The Hugo Voter Pack provided us with an excerpt – about 100 pages – not the entire book, which has the subtitle ‘How Gamergate (nearly) destroyed my life and how we can win the fight against online hate’, so I can only assume it gets less depressing and more inspiring as it goes, but I’m not sure I’d be able to read through to get to that point.
The part we get is the beginning of it all – how Gamergate got started, how it escalated – and it’s really terrifying. Reading it, I really felt her sense of helplessness in the face of the online horde (made far more frightening by the fact that it quickly grew into offline threats, not just to Zoe, but to her friends and family). Nothing is safe, really.

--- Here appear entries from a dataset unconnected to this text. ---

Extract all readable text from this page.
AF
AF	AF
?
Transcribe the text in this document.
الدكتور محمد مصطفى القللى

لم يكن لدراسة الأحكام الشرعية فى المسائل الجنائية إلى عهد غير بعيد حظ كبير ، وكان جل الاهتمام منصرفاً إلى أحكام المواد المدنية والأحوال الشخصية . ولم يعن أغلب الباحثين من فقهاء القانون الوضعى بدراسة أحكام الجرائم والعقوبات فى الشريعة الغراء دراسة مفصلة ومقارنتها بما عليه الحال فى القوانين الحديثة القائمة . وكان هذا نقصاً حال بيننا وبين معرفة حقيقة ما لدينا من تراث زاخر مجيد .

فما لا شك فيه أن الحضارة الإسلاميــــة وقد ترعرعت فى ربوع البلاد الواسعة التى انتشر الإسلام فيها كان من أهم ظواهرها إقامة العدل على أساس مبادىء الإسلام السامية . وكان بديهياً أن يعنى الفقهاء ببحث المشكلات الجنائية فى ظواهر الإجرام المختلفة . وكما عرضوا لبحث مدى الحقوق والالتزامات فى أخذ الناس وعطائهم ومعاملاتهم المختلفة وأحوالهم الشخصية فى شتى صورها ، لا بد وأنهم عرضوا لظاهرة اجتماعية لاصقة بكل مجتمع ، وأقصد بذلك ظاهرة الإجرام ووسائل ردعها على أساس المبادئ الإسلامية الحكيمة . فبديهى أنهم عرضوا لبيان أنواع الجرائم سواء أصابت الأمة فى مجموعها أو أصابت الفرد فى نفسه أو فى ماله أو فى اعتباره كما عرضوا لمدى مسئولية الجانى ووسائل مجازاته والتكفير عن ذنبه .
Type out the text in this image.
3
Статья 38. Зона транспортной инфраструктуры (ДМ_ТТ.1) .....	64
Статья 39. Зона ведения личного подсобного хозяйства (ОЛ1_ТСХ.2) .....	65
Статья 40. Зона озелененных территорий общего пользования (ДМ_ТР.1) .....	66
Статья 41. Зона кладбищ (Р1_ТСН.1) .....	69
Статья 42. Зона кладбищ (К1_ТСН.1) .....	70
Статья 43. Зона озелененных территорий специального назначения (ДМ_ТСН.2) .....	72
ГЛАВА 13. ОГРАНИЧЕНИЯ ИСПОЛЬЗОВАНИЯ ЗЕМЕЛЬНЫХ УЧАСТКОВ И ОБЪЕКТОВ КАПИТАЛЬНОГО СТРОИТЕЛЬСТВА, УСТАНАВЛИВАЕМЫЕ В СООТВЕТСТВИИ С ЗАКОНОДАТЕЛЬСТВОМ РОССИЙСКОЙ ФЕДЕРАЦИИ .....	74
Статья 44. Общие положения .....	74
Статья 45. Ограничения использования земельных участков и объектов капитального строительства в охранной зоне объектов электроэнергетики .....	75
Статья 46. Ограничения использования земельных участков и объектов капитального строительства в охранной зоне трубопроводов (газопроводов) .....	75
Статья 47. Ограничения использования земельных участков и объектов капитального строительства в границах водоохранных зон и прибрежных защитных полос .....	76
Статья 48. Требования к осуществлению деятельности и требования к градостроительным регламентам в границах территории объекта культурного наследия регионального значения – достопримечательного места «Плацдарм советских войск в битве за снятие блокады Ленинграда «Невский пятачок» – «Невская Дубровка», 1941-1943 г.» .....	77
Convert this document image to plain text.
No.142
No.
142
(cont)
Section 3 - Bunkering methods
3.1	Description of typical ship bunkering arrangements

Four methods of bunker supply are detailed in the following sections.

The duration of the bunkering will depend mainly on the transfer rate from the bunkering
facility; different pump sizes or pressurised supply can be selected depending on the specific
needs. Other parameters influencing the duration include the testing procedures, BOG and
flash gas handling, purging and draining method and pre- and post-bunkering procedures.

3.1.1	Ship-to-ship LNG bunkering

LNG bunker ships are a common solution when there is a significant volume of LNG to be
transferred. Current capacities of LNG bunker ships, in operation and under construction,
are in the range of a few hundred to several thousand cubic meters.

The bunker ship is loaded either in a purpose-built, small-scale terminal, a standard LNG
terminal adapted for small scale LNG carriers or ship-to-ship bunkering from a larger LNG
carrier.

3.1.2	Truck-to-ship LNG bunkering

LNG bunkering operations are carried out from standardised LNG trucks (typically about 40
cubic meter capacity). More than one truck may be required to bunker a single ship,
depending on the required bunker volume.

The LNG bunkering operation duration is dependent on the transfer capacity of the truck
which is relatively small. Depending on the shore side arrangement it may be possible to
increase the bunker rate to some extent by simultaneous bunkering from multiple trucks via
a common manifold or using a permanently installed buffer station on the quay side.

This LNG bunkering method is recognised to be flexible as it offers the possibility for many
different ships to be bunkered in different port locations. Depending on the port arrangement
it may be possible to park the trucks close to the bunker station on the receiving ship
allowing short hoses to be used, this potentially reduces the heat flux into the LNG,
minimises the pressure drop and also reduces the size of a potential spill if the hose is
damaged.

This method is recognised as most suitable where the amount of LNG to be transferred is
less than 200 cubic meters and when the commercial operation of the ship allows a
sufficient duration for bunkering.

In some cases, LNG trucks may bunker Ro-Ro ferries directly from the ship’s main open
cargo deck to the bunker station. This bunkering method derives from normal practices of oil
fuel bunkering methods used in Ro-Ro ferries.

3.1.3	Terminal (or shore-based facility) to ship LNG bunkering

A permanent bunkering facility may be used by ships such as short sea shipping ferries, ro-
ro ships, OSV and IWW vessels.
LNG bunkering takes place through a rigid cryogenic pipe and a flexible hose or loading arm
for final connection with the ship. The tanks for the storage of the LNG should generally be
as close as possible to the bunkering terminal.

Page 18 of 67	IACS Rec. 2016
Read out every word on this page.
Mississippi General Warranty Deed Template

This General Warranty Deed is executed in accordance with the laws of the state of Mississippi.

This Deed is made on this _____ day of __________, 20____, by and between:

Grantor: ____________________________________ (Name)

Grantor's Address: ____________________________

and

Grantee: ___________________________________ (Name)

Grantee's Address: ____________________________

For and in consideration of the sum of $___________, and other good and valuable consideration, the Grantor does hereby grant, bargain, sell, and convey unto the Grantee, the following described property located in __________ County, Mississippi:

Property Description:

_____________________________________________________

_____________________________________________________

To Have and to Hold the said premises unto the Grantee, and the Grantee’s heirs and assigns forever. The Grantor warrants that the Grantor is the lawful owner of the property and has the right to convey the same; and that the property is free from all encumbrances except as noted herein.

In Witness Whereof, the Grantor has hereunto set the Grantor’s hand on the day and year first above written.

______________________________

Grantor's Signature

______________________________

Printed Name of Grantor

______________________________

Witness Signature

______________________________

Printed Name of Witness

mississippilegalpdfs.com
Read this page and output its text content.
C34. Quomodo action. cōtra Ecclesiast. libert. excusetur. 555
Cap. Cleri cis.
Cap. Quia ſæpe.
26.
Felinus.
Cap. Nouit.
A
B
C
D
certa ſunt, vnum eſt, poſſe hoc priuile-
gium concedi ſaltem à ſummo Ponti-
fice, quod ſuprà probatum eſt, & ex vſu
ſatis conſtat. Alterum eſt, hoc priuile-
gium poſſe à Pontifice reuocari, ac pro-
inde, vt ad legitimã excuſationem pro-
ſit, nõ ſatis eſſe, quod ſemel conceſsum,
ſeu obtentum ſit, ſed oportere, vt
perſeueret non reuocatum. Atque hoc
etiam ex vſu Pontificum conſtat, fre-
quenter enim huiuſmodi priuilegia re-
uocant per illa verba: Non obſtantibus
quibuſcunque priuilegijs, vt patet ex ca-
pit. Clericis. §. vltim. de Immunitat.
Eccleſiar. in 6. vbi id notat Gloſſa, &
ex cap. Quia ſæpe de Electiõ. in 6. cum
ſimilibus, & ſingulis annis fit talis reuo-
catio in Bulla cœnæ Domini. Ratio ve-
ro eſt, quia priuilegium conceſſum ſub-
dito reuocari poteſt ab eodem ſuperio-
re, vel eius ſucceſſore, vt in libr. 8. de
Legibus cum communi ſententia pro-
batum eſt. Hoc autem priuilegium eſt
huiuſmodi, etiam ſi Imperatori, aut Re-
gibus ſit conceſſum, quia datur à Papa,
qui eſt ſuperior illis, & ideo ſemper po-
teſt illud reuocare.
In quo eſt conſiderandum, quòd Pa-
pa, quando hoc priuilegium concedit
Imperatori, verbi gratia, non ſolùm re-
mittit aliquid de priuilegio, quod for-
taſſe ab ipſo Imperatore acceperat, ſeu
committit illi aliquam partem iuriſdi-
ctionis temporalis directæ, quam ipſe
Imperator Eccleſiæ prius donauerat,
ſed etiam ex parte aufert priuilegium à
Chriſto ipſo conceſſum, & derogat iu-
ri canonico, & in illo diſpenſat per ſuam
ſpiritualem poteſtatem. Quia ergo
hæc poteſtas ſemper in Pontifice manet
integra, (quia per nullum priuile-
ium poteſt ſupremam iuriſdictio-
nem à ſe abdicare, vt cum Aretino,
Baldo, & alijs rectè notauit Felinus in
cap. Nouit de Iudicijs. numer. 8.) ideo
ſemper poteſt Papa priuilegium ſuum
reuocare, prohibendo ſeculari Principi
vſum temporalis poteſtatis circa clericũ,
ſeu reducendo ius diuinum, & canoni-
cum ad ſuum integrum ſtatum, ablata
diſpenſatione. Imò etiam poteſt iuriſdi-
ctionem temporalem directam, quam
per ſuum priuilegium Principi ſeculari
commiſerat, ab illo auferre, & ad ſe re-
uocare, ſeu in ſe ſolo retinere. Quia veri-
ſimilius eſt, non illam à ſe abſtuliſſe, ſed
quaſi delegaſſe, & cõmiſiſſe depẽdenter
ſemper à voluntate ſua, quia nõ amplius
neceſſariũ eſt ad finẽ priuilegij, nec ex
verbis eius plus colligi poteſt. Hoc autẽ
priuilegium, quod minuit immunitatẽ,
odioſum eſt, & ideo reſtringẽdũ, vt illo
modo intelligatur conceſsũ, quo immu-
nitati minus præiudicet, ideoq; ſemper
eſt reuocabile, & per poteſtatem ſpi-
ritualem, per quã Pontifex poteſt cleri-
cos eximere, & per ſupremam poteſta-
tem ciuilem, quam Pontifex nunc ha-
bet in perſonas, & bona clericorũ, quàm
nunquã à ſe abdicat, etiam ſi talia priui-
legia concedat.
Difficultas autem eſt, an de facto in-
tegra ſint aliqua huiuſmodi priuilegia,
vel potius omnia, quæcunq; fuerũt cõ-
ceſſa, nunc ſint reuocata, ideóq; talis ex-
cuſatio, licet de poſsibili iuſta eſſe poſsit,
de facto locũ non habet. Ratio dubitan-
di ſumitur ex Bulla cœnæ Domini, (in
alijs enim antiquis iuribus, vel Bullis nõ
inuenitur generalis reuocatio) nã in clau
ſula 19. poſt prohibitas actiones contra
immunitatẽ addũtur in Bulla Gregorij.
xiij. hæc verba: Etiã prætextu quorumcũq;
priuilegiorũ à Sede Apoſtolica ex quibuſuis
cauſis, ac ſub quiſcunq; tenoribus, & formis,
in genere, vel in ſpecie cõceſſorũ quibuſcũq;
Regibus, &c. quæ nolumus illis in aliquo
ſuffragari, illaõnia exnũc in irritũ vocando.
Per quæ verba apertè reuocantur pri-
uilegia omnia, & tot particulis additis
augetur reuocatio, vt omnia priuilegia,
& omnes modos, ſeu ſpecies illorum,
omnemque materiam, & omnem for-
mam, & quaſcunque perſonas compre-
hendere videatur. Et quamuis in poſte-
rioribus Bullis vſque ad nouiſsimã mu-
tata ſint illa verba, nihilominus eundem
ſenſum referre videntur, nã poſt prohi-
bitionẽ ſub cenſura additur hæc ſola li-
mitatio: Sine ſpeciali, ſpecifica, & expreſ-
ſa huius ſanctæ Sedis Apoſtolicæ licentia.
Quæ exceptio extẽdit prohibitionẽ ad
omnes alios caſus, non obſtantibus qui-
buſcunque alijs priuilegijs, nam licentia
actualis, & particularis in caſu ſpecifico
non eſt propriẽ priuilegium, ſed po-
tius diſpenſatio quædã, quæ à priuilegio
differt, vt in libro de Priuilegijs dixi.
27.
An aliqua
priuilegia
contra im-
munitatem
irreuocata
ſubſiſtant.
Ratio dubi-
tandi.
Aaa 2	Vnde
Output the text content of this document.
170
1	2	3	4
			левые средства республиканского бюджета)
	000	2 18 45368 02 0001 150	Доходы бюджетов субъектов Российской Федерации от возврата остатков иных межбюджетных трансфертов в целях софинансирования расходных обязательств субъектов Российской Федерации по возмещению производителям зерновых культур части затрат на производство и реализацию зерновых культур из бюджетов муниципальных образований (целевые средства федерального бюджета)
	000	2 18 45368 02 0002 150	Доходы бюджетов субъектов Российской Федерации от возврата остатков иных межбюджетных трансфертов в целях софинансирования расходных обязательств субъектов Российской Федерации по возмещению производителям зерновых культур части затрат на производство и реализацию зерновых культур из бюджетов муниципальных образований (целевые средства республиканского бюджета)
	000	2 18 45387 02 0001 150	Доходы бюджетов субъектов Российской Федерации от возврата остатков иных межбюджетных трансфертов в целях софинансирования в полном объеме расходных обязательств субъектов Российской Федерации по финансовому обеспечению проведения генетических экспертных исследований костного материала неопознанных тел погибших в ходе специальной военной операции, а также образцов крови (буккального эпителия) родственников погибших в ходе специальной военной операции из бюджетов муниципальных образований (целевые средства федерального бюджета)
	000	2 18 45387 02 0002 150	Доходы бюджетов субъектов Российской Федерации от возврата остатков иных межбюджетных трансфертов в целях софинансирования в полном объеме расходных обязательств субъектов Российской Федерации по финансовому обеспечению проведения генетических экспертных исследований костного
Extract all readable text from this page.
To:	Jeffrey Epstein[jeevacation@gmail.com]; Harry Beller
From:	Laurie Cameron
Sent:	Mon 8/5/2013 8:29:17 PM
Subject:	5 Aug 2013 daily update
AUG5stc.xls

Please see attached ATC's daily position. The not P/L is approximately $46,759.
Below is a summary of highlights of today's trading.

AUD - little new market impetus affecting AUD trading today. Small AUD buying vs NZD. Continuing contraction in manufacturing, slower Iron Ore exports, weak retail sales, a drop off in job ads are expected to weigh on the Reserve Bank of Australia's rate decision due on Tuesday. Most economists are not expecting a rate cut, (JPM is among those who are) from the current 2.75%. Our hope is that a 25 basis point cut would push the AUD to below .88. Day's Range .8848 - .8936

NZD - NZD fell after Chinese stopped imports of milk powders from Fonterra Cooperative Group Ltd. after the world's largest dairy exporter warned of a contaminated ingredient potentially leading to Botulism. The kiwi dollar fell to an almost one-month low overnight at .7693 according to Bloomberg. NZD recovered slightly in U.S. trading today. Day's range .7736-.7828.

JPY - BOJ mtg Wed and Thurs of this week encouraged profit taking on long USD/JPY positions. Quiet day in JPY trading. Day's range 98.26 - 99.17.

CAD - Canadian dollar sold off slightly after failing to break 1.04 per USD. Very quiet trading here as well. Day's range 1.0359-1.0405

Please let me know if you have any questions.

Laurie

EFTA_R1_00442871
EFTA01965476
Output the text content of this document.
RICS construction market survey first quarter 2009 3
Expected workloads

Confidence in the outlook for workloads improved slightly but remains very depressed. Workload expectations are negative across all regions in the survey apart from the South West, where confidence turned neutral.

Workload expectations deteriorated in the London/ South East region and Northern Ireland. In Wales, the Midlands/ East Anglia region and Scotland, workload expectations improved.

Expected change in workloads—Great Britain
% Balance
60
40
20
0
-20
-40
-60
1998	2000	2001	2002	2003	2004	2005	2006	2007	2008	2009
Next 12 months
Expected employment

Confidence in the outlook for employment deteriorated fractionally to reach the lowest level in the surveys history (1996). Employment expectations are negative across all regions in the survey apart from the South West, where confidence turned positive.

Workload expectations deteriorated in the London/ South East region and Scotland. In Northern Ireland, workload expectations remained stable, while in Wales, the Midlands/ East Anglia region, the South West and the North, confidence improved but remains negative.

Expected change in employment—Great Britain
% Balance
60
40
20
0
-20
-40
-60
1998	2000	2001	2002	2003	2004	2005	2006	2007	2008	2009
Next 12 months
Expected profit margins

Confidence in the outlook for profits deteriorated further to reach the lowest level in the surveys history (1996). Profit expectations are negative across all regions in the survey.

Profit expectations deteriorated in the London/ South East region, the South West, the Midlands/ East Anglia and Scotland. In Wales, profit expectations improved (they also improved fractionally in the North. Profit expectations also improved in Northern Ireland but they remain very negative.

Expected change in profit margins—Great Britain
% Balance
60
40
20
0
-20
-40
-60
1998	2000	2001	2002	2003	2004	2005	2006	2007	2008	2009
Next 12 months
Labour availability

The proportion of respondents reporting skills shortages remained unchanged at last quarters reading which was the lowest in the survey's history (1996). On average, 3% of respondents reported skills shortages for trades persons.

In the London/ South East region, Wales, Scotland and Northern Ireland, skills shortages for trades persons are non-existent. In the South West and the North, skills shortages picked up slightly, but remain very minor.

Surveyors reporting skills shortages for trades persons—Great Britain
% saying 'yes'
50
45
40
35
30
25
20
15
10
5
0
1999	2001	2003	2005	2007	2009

Clearly, she has survived to write the tale, and I understand that she has even started a website, http://www.crashoverridenetwork.com, that provided advocacy and support to victims of online abuse, so well done her, but I’m feeling traumatised just from reading an extract of her story.
I have no idea how to rate this. It shouldn’t be a related work for the Hugos – and yet it apparently needs to be. I didn’t enjoy it – but I don’t think I was supposed to. I’m not going to finish it, but I probably am going to put it at the top of my list and make a donation to the website, because nobody should have to deal with this sort of thing.
(Also, the PDF kept breaking my kobo, which started becoming a source of concern in its own right – had Gamergaters somehow infiltrated the Hugo voter downloads and put a virus in this document? Only time will tell, but I have to say, I was getting super paranoid.)